Behind them, one of the newly arrived mighty hunters was saying he wanted to call his lawyer, which probably meant he was a banker. Kurtz led Underhill into the store. Above them, the flashlights were back, running their glow over the bottoms of the clouds, jumping and dancing like animated characters in a Disney cartoon.

3

Old Man Gosselin's office smelled of salami, cigars, beer, Musterole, and sulfur  -  either farts or boiled eggs, Kurtz reckoned. Maybe both. There was also a smell, faint but discernible, of ethyl alcohol. The smell of them. It was everywhere up here now. Another man might have been tempted to ascribe that smell to a combination of nerves and too much imagination, but Kurtz had never been overburdened with either. In any case, he did not believe the hundred or so square miles of forestland surrounding Gosselin's Country Market had much future as a viable ecosystem. Sometimes you just had to sand a piece of furniture down to the bare wood and start again.

Kurtz sat behind the desk and opened one of the drawers. A cardboard box with CHEM/U.S./IO UNITS stamped on it lay within. Good for Perlmutter. Kurtz took it out and opened it. Inside were a number of small plastic masks, the transparent sort that fitted over the mouth and nose. He tossed one to Underhill and then put one on himself, quickly adjusting the elastic straps.

'Are these necessary?' Owen asked.

'We don't know. And don't feel privileged; in another hour, everyone is going to be wearing them. Except for the John Q's in the Holding Area, that is.'

Underhill donned his mask and adjusted the straps without further comment. Kurtz sat behind the desk with his head leaning back against the latest piece of OSHA paperwork (post it or die) taped to the wall behind him.
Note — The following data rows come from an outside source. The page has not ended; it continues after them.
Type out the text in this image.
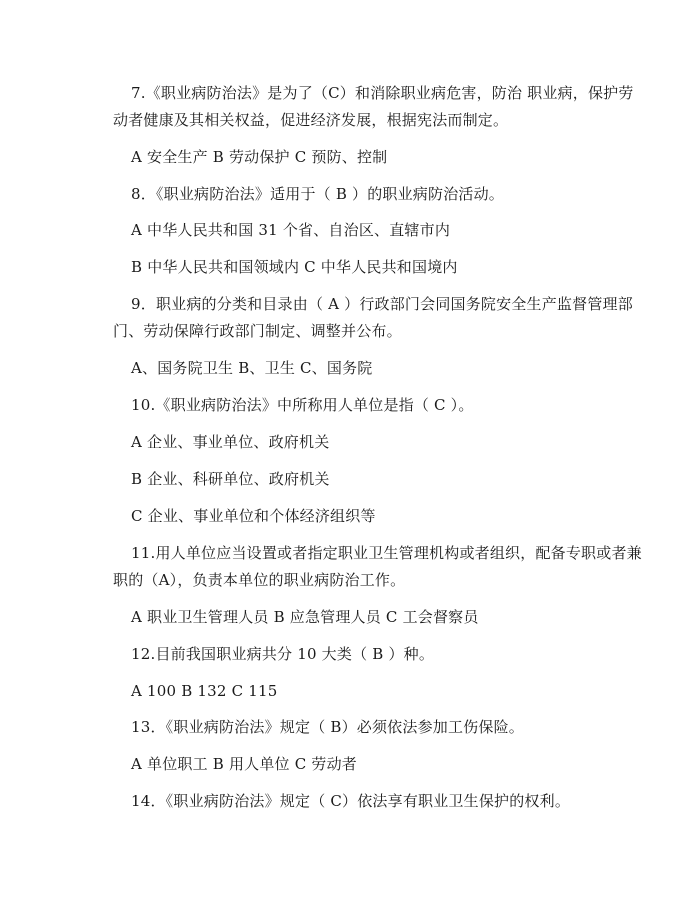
7.《职业病防治法》是为了（C）和消除职业病危害，防治 职业病，保护劳
动者健康及其相关权益，促进经济发展，根据宪法而制定。
A 安全生产 B 劳动保护 C 预防、控制
8．《职业病防治法》适用于（ B ）的职业病防治活动。
A 中华人民共和国 31 个省、自治区、直辖市内
B 中华人民共和国领域内 C 中华人民共和国境内
9．职业病的分类和目录由（ A ）行政部门会同国务院安全生产监督管理部
门、劳动保障行政部门制定、调整并公布。
A、国务院卫生 B、卫生 C、国务院
10.《职业病防治法》中所称用人单位是指（ C ）。
A 企业、事业单位、政府机关
B 企业、科研单位、政府机关
C 企业、事业单位和个体经济组织等
11.用人单位应当设置或者指定职业卫生管理机构或者组织，配备专职或者兼
职的（A），负责本单位的职业病防治工作。
A 职业卫生管理人员 B 应急管理人员 C 工会督察员
12.目前我国职业病共分 10 大类（ B ）种。
A 100 B 132 C 115
13．《职业病防治法》规定（ B）必须依法参加工伤保险。
A 单位职工 B 用人单位 C 劳动者
14．《职业病防治法》规定（ C）依法享有职业卫生保护的权利。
'Do they work?' Underhill's voice was hardly muffled at all. The clear plastic did not fog with his breathing. It seemed to have no pores or filters, but he found he could breathe easily enough.

'They work on Ebola, they work on anthrax, they work on the new super-cholera. Do they work on Ripley? Probably. If not, we're tucked, soldier. In fact, we may be tucked already. But the clock is running and the game is on. Should I hear the tape you've doubtless got in that thing over your shoulder?'

'There's no need for you to hear all of it, but you ought to taste, I think.'

Kurtz nodded, made a spinning motion in the air with his forefinger Oike an ump signalling a home run, Owen thought), and leaned back further in Gosselin's chair.